La vid es antigua aquí: probablemente plantada desde la época romana, toma impulso en la Edad Media gracias a los comerciantes ingleses que compraban su vino en el puerto de Burdeos, y luego con el desecamiento de las tierras pantanosas a partir del siglo XVII. Hoy, la denominación cuenta con más de un centenar de productores.
El terruño: el papel de la arcilla
Saint-Estèphe comparte con el resto del Médoc su base de gravas — guijarros y gravillas arrastrados por el Garona durante el Cuaternario, organizados en lomas bien drenadas. Pero se distingue por un detalle capital: sus suelos presentan una proporción de arcilla sensiblemente más fuerte que en sus vecinas.
Esta arcilla lo cambia todo. Donde las gravas puras dejan escapar el agua, la arcilla la retiene: la vid sufre menos la sequía y se beneficia de una reserva hídrica en los veranos calurosos. Resultado, uvas más generosas y vinos de color intenso y trama tánica densa. El terruño tiene fama de heterogéneo, lo que explica estilos sensiblemente diferentes de un dominio a otro.
Un microclima suavizado por el estuario
El clima es oceánico templado, cercano al de la estación de Burdeos-Mérignac. En Saint-Estèphe, la presencia muy cercana de la Gironda — el estuario más vasto de Europa — crea un microclima que modera los excesos de temperatura, limita las heladas y alarga el otoño.
Esta regulación es preciosa para llevar a madurez al cabernet-sauvignon, variedad tardía y dominante de la denominación. Nacido en el Médoc del cruce entre cabernet franc y sauvignon blanc, forma la osamenta de los grandes saint-estèphe, donde algunos dominios conservan más del 60 % en el ensamblaje.
El estilo de los vinos: robustez y larga guarda
Los saint-estèphe han sido descritos durante mucho tiempo como los más robustos del Médoc. La Guide Hachette les reconoce «una acidez, una estructura tánica y un color superiores a los demás vinos» de la subregión. Jóvenes, pueden parecer firmes, casi austeros, consecuencia directa de la arcilla y del cabernet.
Es el tiempo el que los revela: el envejecimiento les aporta afrutado, redondez y finura. Son vinos de guarda, incluso de larga guarda, que se desarrollan plenamente tras una decena de años y acompañan entonces las carnes rojas, el cordero, la caza marinada y, en los frascos evolucionados, los platos trufados.

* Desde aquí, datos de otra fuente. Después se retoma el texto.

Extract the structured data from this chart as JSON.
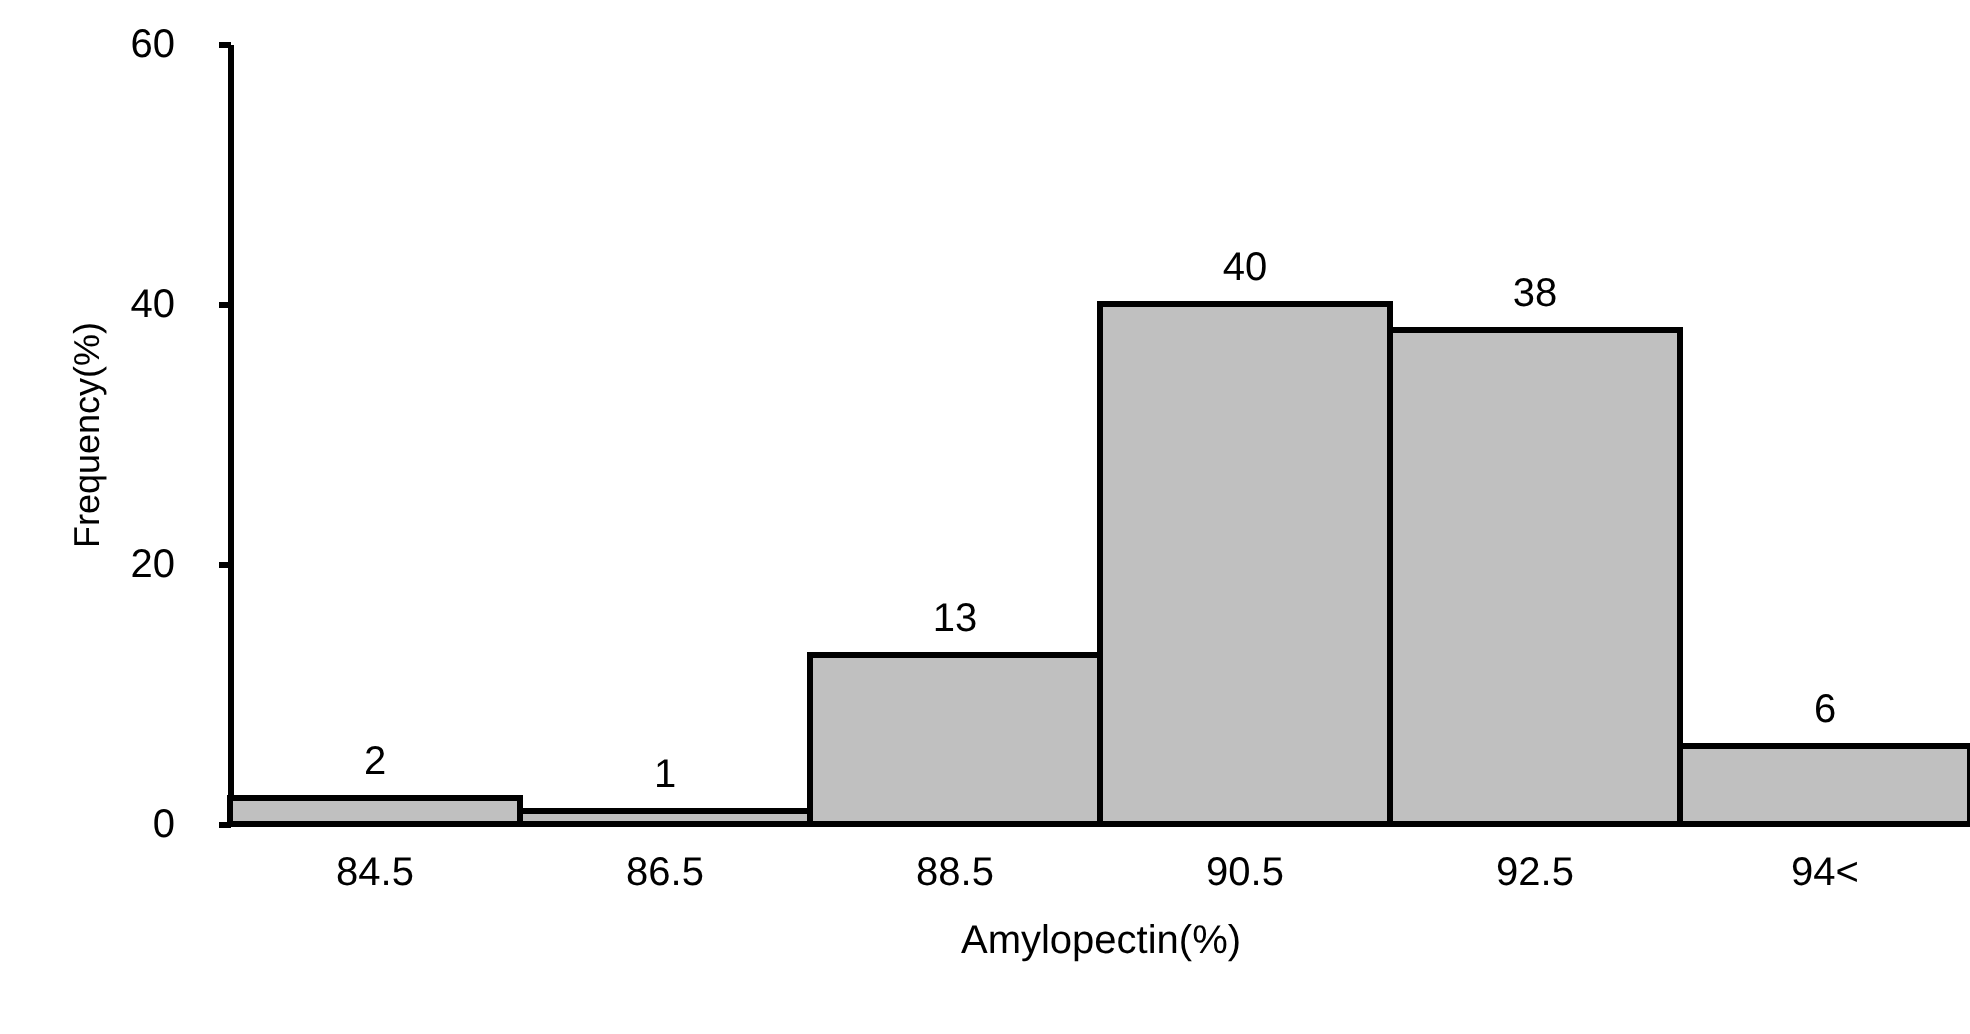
{
  "chart_data": {
    "type": "bar",
    "xlabel": "Amylopectin(%)",
    "ylabel": "Frequency(%)",
    "categories": [
      "84.5",
      "86.5",
      "88.5",
      "90.5",
      "92.5",
      "94<"
    ],
    "values": [
      2,
      1,
      13,
      40,
      38,
      6
    ],
    "color": "#c0c0c0",
    "ylim": [
      0,
      60
    ],
    "yticks": [
      0,
      20,
      40,
      60
    ],
    "grid": false,
    "data_labels": true
  }
}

Crus classés sin primer cru
Saint-Estèphe no cuenta con ningún primer cru en la clasificación de 1855, pero sí con varios crus classés repartidos entre los rangos segundo, tercero, cuarto y quinto. Sus figuras principales, Château Cos d'Estournel y Château Montrose, se cuentan entre los segundos crus más reputados del Médoc.
Junto a estos grandes nombres, la denominación es rica en un tejido denso de crus bourgeois — Haut-Marbuzet, Phélan Ségur, Meyney, Lilian Ladouys… — que hacen su reputación de tierra de buena relación calidad-precio. Una denominación de carácter, más terrosa que sus vecinas, y orgullosa de serlo.